Glencore Xstrata is expected to write down the value of assets inherited from Xstrata by as much as $7 billion when it reports first-half earnings on Tuesday — the first full set of results since the takeover that created the mining giant in May.
Glencore’s management, no strangers to Xstrata given the trader’s 34% stake in the miner, have been reviewing Xstrata’s assets as owners over the past three months and they had been expected to book a hit alongside maiden results.
Analysts and an industry source said the group writedown, mostly on the value of former Xstrata assets, would likely amount to $5 billion to $7 billion.
Nickel assets — including Xstrata’s $5 billion Koniambo operation in New Caledonia — are likely to take the brunt of the pain as nickel prices languish at less than a third of their 2007 highs and supply continues to exceed demand.
Glencore’s local operations, now officially known as the Sudbury Integrated Nickel Operations, include Fraser Mine and Nickel Rim South Mine, Strathcona Mill and the Sudbury smelter.

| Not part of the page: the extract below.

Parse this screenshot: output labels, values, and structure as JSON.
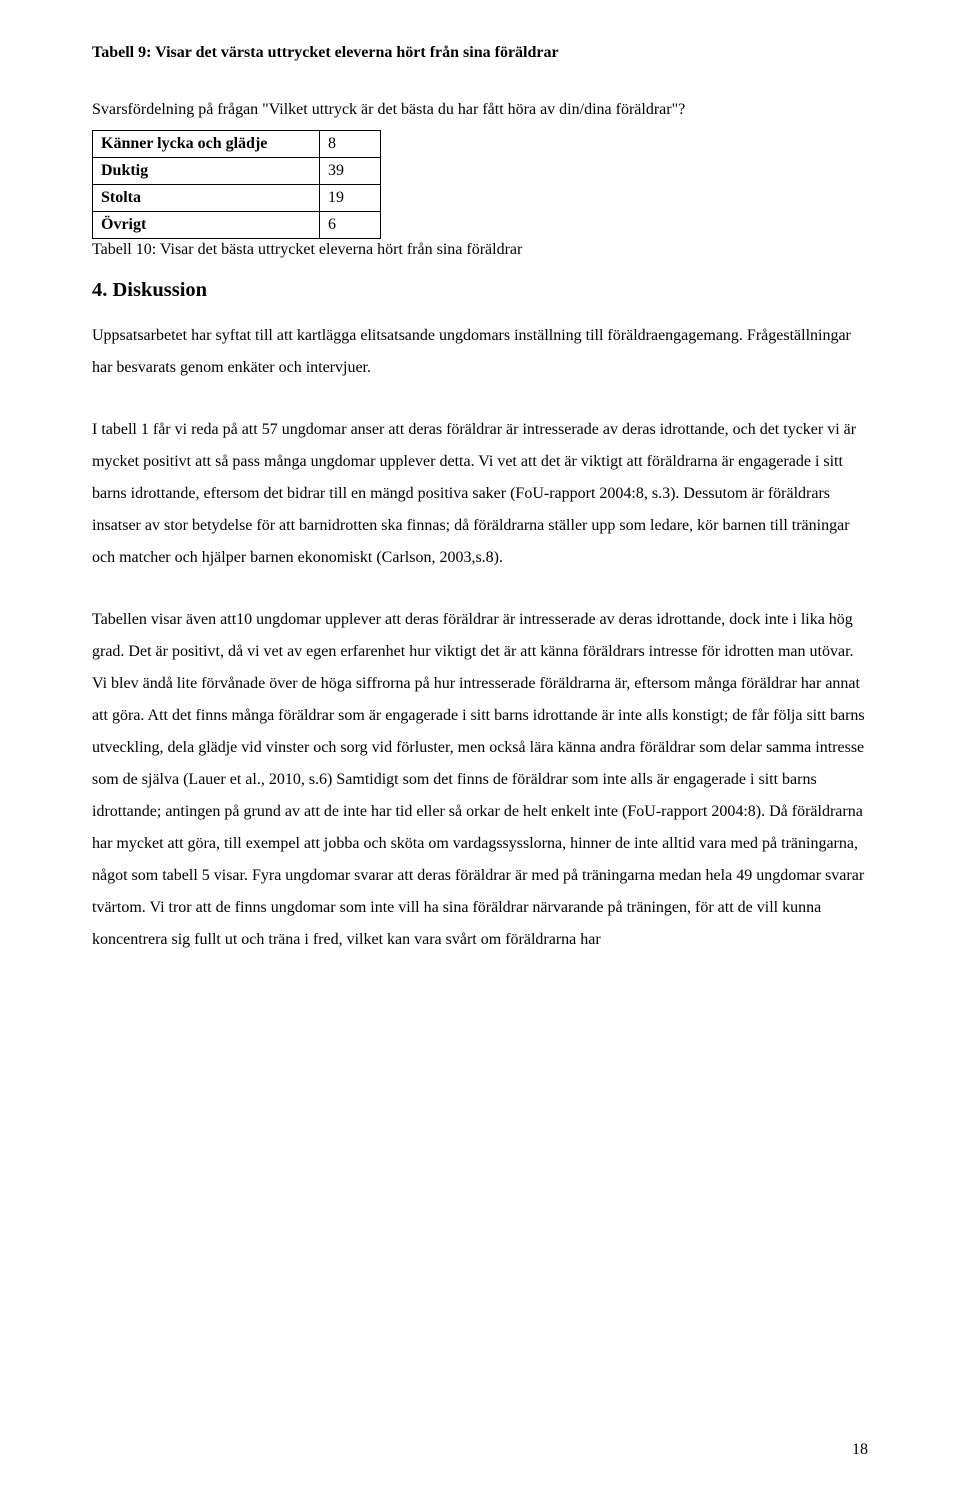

Nickel and copper are its main products.
The company has been mining nickel since 1929, currently employing more than 1,300 permanent workers.

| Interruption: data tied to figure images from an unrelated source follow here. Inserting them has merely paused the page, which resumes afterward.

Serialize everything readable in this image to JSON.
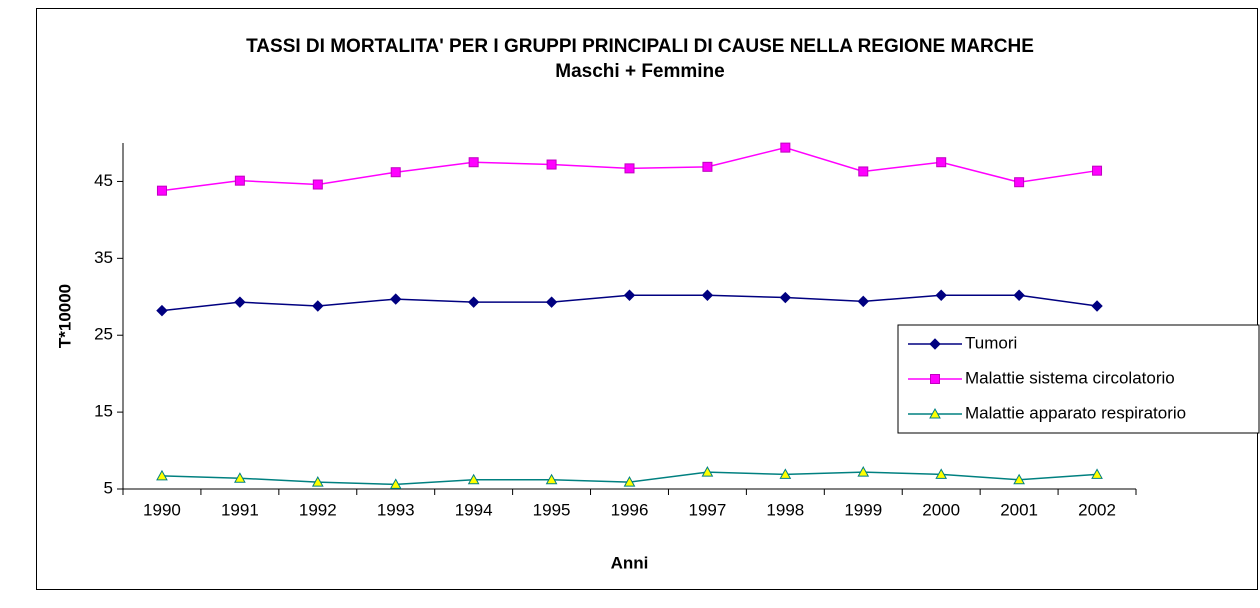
{
  "chart_data": {
    "type": "line",
    "title": "TASSI DI MORTALITA' PER I GRUPPI PRINCIPALI DI CAUSE NELLA REGIONE MARCHE",
    "subtitle": "Maschi + Femmine",
    "x_label": "Anni",
    "y_label": "T*10000",
    "categories": [
      "1990",
      "1991",
      "1992",
      "1993",
      "1994",
      "1995",
      "1996",
      "1997",
      "1998",
      "1999",
      "2000",
      "2001",
      "2002"
    ],
    "series": [
      {
        "name": "Tumori",
        "color": "#000080",
        "marker": "diamond",
        "values": [
          28.2,
          29.3,
          28.8,
          29.7,
          29.3,
          29.3,
          30.2,
          30.2,
          29.9,
          29.4,
          30.2,
          30.2,
          28.8
        ]
      },
      {
        "name": "Malattie sistema circolatorio",
        "color": "#ff00ff",
        "marker": "square",
        "values": [
          43.8,
          45.1,
          44.6,
          46.2,
          47.5,
          47.2,
          46.7,
          46.9,
          49.4,
          46.3,
          47.5,
          44.9,
          46.4
        ]
      },
      {
        "name": "Malattie apparato respiratorio",
        "color": "#008080",
        "marker": "triangle",
        "marker_fill": "#ffff00",
        "values": [
          6.7,
          6.4,
          5.9,
          5.6,
          6.2,
          6.2,
          5.9,
          7.2,
          6.9,
          7.2,
          6.9,
          6.2,
          6.9
        ]
      }
    ],
    "ylim": [
      5,
      50
    ],
    "yticks": [
      5,
      15,
      25,
      35,
      45
    ],
    "grid": false,
    "legend": "right"
  }
}
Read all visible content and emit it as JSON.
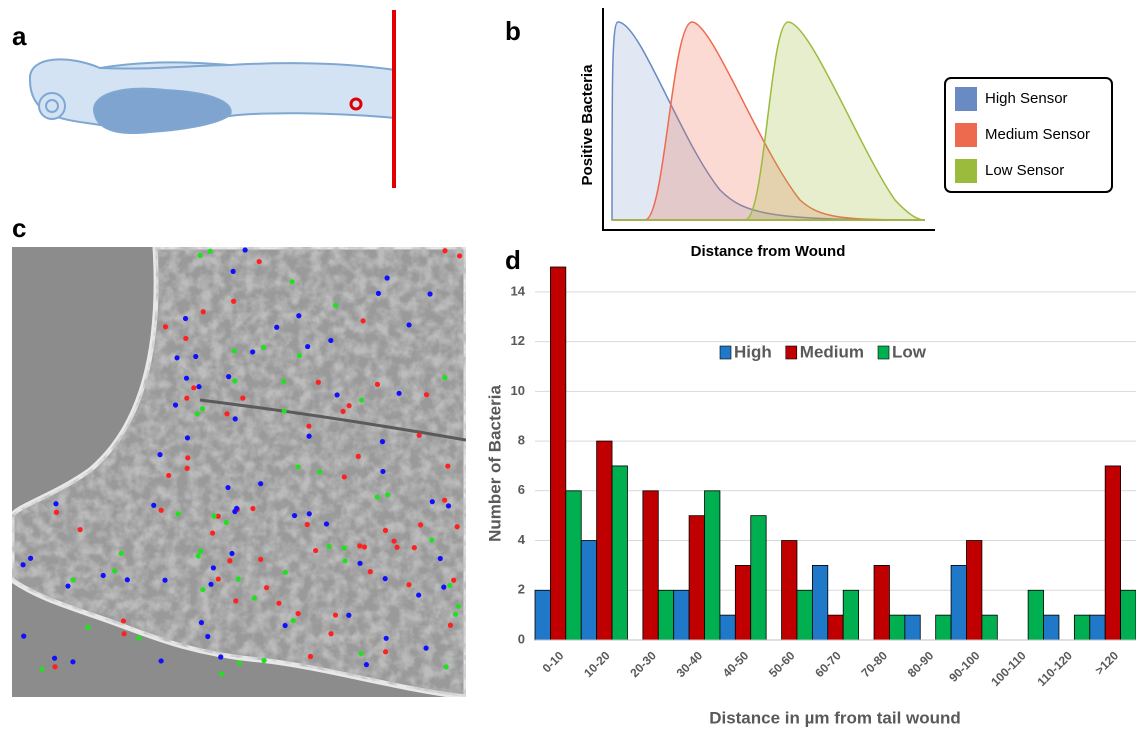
{
  "labels": [
    "a",
    "b",
    "c",
    "d"
  ],
  "diagram": {
    "ylabel": "Positive Bacteria",
    "xlabel": "Distance from Wound",
    "legend": [
      "High Sensor",
      "Medium Sensor",
      "Low Sensor"
    ],
    "colors": [
      "#6a8ac4",
      "#ee6a4f",
      "#9bbb3c"
    ]
  },
  "chart_data": {
    "type": "bar",
    "xlabel": "Distance in µm from tail wound",
    "ylabel": "Number of Bacteria",
    "categories": [
      "0-10",
      "10-20",
      "20-30",
      "30-40",
      "40-50",
      "50-60",
      "60-70",
      "70-80",
      "80-90",
      "90-100",
      "100-110",
      "110-120",
      ">120"
    ],
    "series": [
      {
        "name": "High",
        "color": "#1f78c8",
        "values": [
          2,
          4,
          0,
          2,
          1,
          0,
          3,
          0,
          1,
          3,
          0,
          1,
          1
        ]
      },
      {
        "name": "Medium",
        "color": "#c00000",
        "values": [
          15,
          8,
          6,
          5,
          3,
          4,
          1,
          3,
          0,
          4,
          0,
          0,
          7
        ]
      },
      {
        "name": "Low",
        "color": "#00b050",
        "values": [
          6,
          7,
          2,
          6,
          5,
          2,
          2,
          1,
          1,
          1,
          2,
          1,
          2
        ]
      }
    ],
    "ylim": [
      0,
      15
    ],
    "yticks": [
      0,
      2,
      4,
      6,
      8,
      10,
      12,
      14
    ],
    "grid": true,
    "legend": "top"
  }
}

In addition, the company is on track to reopen two mines in Sudbury by 2016 that would employ more than 250 people at its peak.
The Errington and Vermillion mines, which have been closed for decades, are proving to be attractive again, with a number of large zinc mines closing around the world, says the company.

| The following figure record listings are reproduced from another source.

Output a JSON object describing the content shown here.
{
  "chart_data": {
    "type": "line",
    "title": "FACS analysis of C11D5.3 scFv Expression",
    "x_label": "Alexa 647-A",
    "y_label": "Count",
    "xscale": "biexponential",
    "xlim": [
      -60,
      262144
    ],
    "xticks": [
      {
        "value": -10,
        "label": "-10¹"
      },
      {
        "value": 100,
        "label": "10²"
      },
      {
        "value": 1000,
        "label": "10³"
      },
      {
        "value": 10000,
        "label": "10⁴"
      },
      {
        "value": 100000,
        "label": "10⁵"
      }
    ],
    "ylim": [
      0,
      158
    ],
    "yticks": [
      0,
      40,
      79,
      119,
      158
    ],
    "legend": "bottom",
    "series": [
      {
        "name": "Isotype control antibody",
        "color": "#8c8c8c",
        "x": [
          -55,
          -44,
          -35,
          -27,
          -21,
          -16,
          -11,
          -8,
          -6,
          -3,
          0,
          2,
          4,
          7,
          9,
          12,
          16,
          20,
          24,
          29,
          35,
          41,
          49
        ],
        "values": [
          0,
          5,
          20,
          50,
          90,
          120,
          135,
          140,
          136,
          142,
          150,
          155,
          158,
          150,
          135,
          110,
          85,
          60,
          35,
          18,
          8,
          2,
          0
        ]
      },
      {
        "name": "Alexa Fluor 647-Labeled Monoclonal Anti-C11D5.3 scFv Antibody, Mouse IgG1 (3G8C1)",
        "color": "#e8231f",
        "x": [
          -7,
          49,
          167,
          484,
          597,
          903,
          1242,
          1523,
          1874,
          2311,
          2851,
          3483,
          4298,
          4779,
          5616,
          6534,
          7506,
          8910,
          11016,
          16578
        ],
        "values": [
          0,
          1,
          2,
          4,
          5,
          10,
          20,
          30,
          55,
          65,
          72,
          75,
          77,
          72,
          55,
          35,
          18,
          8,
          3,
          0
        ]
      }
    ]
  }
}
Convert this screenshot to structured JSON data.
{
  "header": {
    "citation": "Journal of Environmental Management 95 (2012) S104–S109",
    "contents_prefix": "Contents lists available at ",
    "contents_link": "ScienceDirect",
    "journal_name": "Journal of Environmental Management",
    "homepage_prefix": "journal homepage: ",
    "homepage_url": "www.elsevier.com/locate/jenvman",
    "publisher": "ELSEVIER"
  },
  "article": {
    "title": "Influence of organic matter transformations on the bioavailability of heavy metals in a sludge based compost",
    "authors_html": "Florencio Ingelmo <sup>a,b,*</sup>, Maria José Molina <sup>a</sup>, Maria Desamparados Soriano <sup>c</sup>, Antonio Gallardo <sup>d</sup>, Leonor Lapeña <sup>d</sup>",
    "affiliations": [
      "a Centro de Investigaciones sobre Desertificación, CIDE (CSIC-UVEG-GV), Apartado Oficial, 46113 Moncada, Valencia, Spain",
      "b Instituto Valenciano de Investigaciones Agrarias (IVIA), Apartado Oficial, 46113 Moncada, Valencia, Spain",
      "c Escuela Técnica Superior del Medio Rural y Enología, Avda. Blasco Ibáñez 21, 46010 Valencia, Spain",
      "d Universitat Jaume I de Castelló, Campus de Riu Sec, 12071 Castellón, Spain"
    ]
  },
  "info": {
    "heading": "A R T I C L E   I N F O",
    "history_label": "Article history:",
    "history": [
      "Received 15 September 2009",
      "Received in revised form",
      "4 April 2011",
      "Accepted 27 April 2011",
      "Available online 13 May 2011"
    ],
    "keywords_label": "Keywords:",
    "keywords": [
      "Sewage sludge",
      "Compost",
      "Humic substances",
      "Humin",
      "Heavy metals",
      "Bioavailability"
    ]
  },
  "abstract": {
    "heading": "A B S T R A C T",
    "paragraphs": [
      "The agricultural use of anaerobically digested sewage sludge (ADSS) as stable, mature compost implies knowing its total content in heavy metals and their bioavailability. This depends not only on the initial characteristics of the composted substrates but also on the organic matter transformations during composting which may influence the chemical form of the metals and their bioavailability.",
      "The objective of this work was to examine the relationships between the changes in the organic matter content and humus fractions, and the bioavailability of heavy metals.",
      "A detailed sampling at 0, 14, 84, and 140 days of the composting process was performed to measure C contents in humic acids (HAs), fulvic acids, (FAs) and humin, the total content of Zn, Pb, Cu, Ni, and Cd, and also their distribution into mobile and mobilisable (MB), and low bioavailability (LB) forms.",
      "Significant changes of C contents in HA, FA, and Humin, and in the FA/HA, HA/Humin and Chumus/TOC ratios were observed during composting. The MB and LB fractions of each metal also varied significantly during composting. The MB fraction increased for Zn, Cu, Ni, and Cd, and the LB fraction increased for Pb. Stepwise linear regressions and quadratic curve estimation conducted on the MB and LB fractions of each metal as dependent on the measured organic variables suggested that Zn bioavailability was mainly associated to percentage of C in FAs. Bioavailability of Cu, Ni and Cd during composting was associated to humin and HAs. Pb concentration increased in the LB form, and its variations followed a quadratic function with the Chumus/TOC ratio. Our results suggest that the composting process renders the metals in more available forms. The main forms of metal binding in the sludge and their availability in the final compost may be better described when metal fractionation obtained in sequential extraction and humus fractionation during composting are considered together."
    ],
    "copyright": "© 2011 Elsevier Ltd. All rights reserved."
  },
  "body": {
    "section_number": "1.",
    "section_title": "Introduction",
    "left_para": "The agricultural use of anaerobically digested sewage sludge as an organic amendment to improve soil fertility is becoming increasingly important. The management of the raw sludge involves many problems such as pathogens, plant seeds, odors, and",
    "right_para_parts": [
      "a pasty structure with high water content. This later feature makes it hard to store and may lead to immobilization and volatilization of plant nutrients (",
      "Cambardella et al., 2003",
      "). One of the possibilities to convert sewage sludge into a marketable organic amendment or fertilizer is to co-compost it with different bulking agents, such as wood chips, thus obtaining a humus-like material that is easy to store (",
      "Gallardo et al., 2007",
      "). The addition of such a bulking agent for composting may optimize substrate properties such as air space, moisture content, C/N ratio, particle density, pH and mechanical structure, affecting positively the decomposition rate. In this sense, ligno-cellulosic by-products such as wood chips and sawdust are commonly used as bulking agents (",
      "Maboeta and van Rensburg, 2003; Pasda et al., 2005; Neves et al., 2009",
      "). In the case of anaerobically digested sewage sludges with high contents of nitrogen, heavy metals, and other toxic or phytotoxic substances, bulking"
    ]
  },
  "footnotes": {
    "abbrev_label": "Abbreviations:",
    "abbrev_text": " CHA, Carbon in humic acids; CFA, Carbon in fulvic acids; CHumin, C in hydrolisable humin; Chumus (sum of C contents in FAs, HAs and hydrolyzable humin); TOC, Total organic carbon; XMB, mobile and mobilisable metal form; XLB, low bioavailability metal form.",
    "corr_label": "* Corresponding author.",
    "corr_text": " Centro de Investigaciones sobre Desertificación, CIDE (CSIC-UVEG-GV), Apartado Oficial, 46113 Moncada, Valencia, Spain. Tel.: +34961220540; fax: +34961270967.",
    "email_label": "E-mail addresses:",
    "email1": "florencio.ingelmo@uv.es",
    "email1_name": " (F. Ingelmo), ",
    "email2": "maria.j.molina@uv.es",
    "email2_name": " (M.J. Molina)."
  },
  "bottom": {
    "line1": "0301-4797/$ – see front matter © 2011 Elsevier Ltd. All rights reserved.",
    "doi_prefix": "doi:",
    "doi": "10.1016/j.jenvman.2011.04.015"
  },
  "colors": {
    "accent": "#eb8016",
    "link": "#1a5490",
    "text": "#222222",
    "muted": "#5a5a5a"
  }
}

Parent company Glencore Xstrata is one of the world’s leading integrated producers and marketers of commodities, and is headquartered in Baar, Switzerland. It is listed on the London and Hong Kong stock exchanges.
In addition to nickel, the value of other assets including copper projects, which accounted for a large slice of Xstrata’s pipeline of future mines and expansions, could also be cut back.